Putin has made it clear in an interview that Russia will not intervene in Nagorno-Karabakh at this time. In the meantime, the city of Stepanakert was bombed again and the Red Cross calls on the population to be protected. Azerbaijan will negotiate a ceasefire in Geneva with Russia, France and the US. Armenia will not be present.
Russian President Vladimir Putin said in a televised interview that Russia does not currently feel obliged to intervene in the Nagorno-Karabakh conflict. Observers feared that could happen because Armenia had turned to Russia as an ally. Azerbaijan, on the other hand, is openly supported by Turkey.
Putin was referring to an agreement that “does entail certain obligations,” but stated that the conflict is not taking place on Armenian soil. “We are in close contact with the president of Armenia and have not heard that they think we are not fulfilling our obligations,” said the president.
Russia, together with France and the US, is organizing a meeting in the Swiss city of Geneva about a possible ceasefire in the region. These three countries are part of the so-called Minsk group of the Organization for Security and Cooperation in Europe (OSCE). He has been mediating in the conflict since 1994. Germany, Finland, Italy, Turkey, Belarus and Sweden are also part of that group.
The negotiations will only be attended by Azerbaijani Foreign Minister Yehun Bajramov. Armenian Foreign Minister Zohrab Mnatsakanian is not coming to Geneva, “because it is impossible to negotiate while military operations continue.” However, the Armenian minister will travel to Moscow on Monday to speak with the Russian Foreign Minister Sergei Lavrov.
‘Half of the local population displaced’
Indeed, the bombing continues. On the night of Wednesday to Thursday, Stepanakert, the capital of the self-proclaimed republic of Nagorno-Karabakh, was bombed again by Azerbaijani forces. AFP journalists report this on the spot.
Since the resurgence of the conflict in late September, more than 200 people, including civilians, have been killed. According to Artak Beglaryan, the Armenian Human Rights Ombudsman in the region, half of the local population has been displaced: “ Fifty percent of the population (75,000 women, children, elderly) have had to leave their homes. [en moesten naar, red.] another place in the region or Armenia [vluchten, red.]. ‘ He said that to AFP and later put it on Twitter.
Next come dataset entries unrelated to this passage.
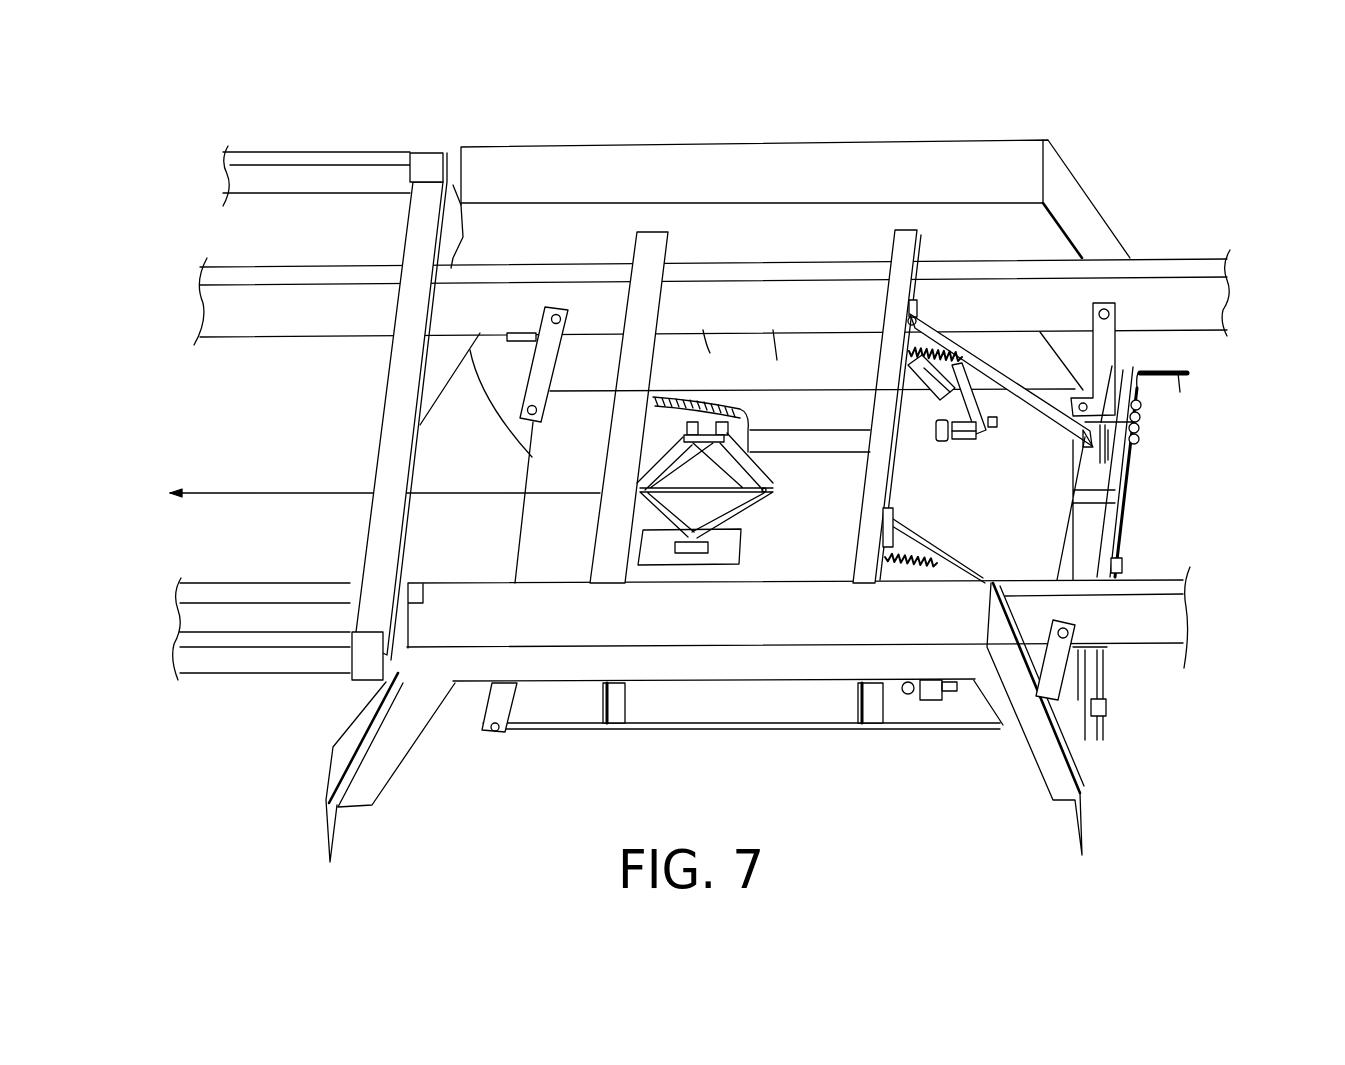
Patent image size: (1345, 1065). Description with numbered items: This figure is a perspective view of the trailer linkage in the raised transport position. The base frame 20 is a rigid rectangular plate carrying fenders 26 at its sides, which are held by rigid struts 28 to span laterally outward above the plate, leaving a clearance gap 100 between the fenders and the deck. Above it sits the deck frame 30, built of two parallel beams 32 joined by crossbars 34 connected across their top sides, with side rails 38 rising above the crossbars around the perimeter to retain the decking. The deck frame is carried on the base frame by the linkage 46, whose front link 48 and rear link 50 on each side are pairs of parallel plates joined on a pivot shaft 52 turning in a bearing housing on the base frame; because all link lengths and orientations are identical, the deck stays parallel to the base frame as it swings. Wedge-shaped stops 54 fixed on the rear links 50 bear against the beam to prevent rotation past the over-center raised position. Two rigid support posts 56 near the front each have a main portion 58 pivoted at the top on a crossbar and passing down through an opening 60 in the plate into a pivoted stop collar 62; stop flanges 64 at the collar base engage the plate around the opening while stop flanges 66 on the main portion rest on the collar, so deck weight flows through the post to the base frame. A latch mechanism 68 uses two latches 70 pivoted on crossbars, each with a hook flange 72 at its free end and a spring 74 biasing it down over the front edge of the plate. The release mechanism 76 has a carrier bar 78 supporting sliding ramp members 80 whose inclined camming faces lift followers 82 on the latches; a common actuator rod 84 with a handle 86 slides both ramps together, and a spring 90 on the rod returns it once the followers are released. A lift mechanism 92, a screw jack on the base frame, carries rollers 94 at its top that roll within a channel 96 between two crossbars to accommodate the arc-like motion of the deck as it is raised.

The base frame 20 is at (800, 547).
The fenders 26 is at (850, 150).
The rigid struts 28 is at (625, 705).
The deck frame 30 is at (234, 700).
The beams 32 is at (272, 318).
The crossbars 34 is at (645, 250).
The side rails 38 is at (285, 170).
The linkage 46 is at (521, 303).
The front link 48 is at (1105, 340).
The rear link 50 is at (548, 363).
The pivot shaft 52 is at (558, 307).
The stops 54 is at (528, 342).
The rigid support posts 56 is at (969, 474).
The main portion 58 is at (915, 350).
The openings 60 is at (996, 428).
The stop collar 62 is at (935, 368).
The stop flanges 64 is at (957, 440).
The stop flanges 66 is at (930, 382).
The latch mechanism 68 is at (1018, 350).
The latches 70 is at (990, 360).
The hook flange 72 is at (1093, 462).
The spring 74 is at (910, 357).
The release mechanism 76 is at (1200, 437).
The carrier bar 78 is at (1103, 687).
The ramp members 80 is at (1104, 462).
The followers 82 is at (1140, 408).
The common actuator rod 84 is at (1108, 677).
The handle 86 is at (1178, 390).
The spring 90 is at (1140, 427).
The lift mechanism 92 is at (752, 565).
The rollers 94 is at (728, 418).
The channel 96 is at (752, 385).
The clearance gap 100 is at (450, 153).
However, Beglaryan is currently unable to substantiate those figures, but the Red Cross also speaks of families hiding underground in unheated cellars or forced to flee. In addition, hundreds of houses, hospitals, schools and other infrastructures such as roads and electricity, gas and communication networks have already been destroyed or severely damaged.
This while winter is approaching and there is a worldwide pandemic. That is why the Red Cross calls on the warring parties to protect the population and to observe the rules of international humanitarian law. The aim of the rules is to limit the humanitarian consequences of a conflict as much as possible and actually determine the rules of the game of war.
‘Based on the information that reaches us today, we are seriously concerned about the humanitarian impact of this new escalation,’ says Laura De Grève, expert on international humanitarian law (IHL) at Belgian Red Cross-Flanders.
The International Red Cross Committee has been active in the region since 1992 and works with the local national Red Cross and Red Crescent Societies in Armenia and Azerbaijan. Currently, the organization provides the most necessary medical aids for hospitals and delivers body bags to the forensic office in Nagorno-Karabakh. Because the area is particularly difficult to access, the Red Cross is currently also in contact by telephone with people at the front line.